#205 投資や融資、公共投資、補助金や助成金に頼らず産業を進化させるシステム

 20世紀は大量生産・大量販売・大量消費という工業化によって近代化していく時代だった。それは、儲かる事業に投資して産業化を図っていくという発想に支えられ、その一方で、利益を出せない生まれたての事業(将来利益を生み出し得る有望な事業)については補助金を出して公的資金により支援していくという発想の政策がとられてきた。社会生活を支える共通の基盤は、直接、利益を生み出し得ない分野であり、そこには公共投資が必要となるが、公共投資は経済活性化や雇用創出の手段として使われてきた政策でもある。

 こうした20世紀型の産業はキャッシュフローが全てだったが、21世紀になるとキャッシュフローを生み出す源泉がモノではなく知識に移り、大量生産・大量販売・大量消費によって利益を生み出してきたビジネスモデルは時代遅れとなってきた。人々が情報や知識をやりとりする情報通信技術はローエンドの漸進的イノベーションが支配する産業分野であり、当然のことながら、そこでは低価格競争が進んでいくしかない。今や、低価格の通信料の下で動かすことのできるアプリケーションが多くの収益を生み出している。そして、そうした分野に人(アプリケーションを構築する知識を持った人)が集まり、投資家の資金もそこに集まっていく。

 しかし、アプリケーションというソフトウェアの開発は、大勢のプログラマーが労働集約型の産業として、大量生産・大量販売・大量消費の発想で働いているというのが実態である。すなわち、知識そのものが価値を生み出しているとはとうてい言い難い。一方、高いスキルを持ったデザイナーは、企業に属さずフリーランスとして収益を得て生計を立てている。こうした人達は自分の持っている磨き上げたスキルや深い知識、匠の技を持っている。

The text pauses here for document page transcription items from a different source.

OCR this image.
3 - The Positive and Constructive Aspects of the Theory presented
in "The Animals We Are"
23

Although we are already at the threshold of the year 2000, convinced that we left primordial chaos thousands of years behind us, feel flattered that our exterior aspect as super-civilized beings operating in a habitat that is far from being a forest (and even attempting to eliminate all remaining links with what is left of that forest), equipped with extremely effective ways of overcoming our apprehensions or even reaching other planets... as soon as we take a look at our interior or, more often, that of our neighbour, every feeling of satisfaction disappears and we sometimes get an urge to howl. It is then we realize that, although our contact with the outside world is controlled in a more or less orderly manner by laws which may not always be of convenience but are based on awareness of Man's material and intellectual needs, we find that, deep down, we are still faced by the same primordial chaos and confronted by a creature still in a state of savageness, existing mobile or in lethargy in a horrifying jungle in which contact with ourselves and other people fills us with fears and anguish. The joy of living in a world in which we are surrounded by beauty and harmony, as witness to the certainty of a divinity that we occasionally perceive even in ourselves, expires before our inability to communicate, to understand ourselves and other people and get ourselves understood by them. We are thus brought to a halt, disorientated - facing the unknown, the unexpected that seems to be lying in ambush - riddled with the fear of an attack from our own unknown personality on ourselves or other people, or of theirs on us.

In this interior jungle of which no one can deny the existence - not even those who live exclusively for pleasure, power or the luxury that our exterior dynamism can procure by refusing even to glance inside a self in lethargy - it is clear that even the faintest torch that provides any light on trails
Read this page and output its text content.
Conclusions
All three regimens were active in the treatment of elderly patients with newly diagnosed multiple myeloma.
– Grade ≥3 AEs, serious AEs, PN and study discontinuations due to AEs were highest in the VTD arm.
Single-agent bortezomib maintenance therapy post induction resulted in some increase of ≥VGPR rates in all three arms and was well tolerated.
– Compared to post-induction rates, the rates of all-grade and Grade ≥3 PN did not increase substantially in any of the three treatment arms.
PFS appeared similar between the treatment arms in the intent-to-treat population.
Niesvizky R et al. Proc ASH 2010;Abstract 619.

 20世紀型の産業の下で成長してきた企業は、高い固定費に喘いで、新たな産業を生み出す力を失いつつある。一方、新たな発想のアイデア、磨き上げたスキルや深い知識、匠の技を持つベンチャー企業やフリーランサーは身軽であり、知識を価値に変えるビジネスモデルで色々なことに挑戦することができる。21世紀のこれからの社会を支えるのは、こうした人達が起こす産業であり、ベンチャー企業やフリーランスを活かして経済成長を実現していく社会の仕組み、すなわち、新たなタイプの産業を進化させるシステムの構築が求められている。